Чернуху – прародительницу всех собак. Чернуху – царицу двора. Чернуху – мать всех рожденных.
А он всегда оставлял четыре метки. Вечер – пора спать. Прошу тишины! Игра закончилась. Четыре.
Чернуха замолчала. Чернуха – царица всех дворняг. Чернуха – прародительница! Дернулась задними лапами и в последний раз посмотрела на Люду, упавшую на колени.
Люда осторожно взяла ее за голову. И смотрела в собачьи глаза, пока пустота не зашевелилась в груди и не вышла из Люды хриплым лаем. Люда чувствовала остро. Душа проснулась. Острота раздирала Люду с ног до головы. Люда побежала.
– Ты кто?! – крикнула она в проем, из которого на нее одним глазом смотрело дуло. И делило ее оптическим прицелом на части. – Ты думаешь, ты бог?! Думаешь, тебе все можно?! Думаешь, это ты решаешь, кому жить, а кому нет?! Нет, ты – не бог! Не бог! Ты – пустота!

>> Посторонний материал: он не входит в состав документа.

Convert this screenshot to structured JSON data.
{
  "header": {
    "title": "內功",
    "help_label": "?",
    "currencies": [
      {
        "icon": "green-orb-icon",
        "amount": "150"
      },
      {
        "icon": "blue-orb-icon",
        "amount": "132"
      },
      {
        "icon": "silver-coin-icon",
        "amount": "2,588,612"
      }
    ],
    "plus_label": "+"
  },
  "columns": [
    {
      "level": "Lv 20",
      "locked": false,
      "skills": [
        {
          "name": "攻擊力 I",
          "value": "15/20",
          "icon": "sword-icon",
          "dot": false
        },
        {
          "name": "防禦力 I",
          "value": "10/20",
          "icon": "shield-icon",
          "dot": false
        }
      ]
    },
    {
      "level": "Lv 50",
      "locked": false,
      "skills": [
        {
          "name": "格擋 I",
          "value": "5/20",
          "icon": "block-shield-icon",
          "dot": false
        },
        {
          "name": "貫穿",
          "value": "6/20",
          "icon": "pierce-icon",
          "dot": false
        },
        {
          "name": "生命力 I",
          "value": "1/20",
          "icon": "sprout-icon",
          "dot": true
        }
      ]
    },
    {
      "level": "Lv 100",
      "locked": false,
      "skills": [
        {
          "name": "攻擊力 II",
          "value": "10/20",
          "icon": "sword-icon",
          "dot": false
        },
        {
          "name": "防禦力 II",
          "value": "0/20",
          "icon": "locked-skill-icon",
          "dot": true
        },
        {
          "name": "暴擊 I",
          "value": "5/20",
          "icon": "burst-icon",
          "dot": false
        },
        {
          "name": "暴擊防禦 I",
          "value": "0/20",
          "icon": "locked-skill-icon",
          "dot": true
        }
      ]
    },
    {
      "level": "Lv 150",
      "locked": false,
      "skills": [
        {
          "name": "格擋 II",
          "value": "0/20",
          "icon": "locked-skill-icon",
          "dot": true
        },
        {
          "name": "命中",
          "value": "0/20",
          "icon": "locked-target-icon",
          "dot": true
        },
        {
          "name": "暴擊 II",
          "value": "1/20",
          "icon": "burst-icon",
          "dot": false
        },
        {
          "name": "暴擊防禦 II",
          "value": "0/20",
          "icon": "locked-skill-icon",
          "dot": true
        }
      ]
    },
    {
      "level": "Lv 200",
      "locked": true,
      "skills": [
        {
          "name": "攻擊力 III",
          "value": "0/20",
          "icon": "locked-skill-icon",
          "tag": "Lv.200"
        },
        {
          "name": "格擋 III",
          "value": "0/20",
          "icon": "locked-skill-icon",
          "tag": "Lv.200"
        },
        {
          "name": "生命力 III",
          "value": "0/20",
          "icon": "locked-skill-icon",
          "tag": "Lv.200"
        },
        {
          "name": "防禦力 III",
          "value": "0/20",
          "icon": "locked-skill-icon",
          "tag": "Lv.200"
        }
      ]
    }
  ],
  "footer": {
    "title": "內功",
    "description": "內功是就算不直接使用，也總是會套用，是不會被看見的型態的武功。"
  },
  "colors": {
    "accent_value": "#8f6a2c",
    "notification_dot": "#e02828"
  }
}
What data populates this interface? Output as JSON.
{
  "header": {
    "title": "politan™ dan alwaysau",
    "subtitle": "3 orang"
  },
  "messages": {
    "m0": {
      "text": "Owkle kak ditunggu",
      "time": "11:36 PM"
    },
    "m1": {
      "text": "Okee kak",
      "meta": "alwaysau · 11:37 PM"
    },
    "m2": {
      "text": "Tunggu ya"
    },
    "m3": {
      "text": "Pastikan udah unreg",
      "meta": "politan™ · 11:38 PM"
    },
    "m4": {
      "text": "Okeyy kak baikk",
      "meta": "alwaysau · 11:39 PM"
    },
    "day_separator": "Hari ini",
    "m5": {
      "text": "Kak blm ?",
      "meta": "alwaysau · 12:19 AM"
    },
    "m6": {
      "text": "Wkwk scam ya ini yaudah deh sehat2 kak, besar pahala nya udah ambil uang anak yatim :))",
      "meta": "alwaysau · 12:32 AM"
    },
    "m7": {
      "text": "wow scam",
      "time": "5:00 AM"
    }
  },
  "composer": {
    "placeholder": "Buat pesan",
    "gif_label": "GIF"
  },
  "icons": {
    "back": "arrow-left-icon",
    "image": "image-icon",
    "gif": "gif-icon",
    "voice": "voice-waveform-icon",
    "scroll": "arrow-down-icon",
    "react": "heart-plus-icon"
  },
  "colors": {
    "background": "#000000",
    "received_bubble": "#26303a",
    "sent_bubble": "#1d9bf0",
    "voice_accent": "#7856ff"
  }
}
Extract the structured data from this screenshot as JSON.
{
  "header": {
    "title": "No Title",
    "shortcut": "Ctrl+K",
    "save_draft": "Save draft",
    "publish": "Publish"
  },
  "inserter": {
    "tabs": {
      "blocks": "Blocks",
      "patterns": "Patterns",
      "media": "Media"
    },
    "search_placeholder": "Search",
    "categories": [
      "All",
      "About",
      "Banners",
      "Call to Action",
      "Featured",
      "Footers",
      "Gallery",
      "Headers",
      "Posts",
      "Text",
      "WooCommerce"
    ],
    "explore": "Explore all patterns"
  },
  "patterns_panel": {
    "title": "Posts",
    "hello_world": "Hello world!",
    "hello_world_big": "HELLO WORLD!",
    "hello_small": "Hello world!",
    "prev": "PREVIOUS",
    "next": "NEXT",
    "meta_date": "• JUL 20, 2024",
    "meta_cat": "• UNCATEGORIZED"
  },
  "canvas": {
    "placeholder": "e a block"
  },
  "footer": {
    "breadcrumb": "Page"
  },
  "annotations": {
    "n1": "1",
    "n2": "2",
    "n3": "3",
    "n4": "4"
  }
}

За спиной Люды первым заголосил Нуник. Его по-петушиному крикливо подхватил Пахрудин. Затем Уайз. Они голосили – петушино-крикливо-аккордеонно-картаво. Их голоса сплетались в толстую веревку. Их голоса будили. Их голоса заползали в дуло снайперской винтовки. Их голоса заставили и дом подпевать им эхом подвала, прибитого бетонной плитой.
Они голосили и голосили, может быть, надеясь, что их услышат на другой планете. Они голосили и представляли себе Великого Раба, подходящего к истине, стоящего на подступе к ней. Они голосили, и их голоса гудели, усиленные эхом подвала. Они голосили, и им хотелось оторваться от земли.
Их голошение рождало новое эхо. Умирающий город принимал их голошение. Ядро под их ногами шевелилось, разбуженное голосами. Они голосили на все лады. На все лады они голосили. Да, они вставали на цыпочки, отрывались от земли, тянули руки вверх – к истине, к розовому солнцу, к прозрачному стакану с чистой водой. Рассказчик не знает, прозрели ли они в своем голошении. Одно он знает точно – с крыши возомнившему себя богом они виделись тремя слепыми букашками, вопящими от страха.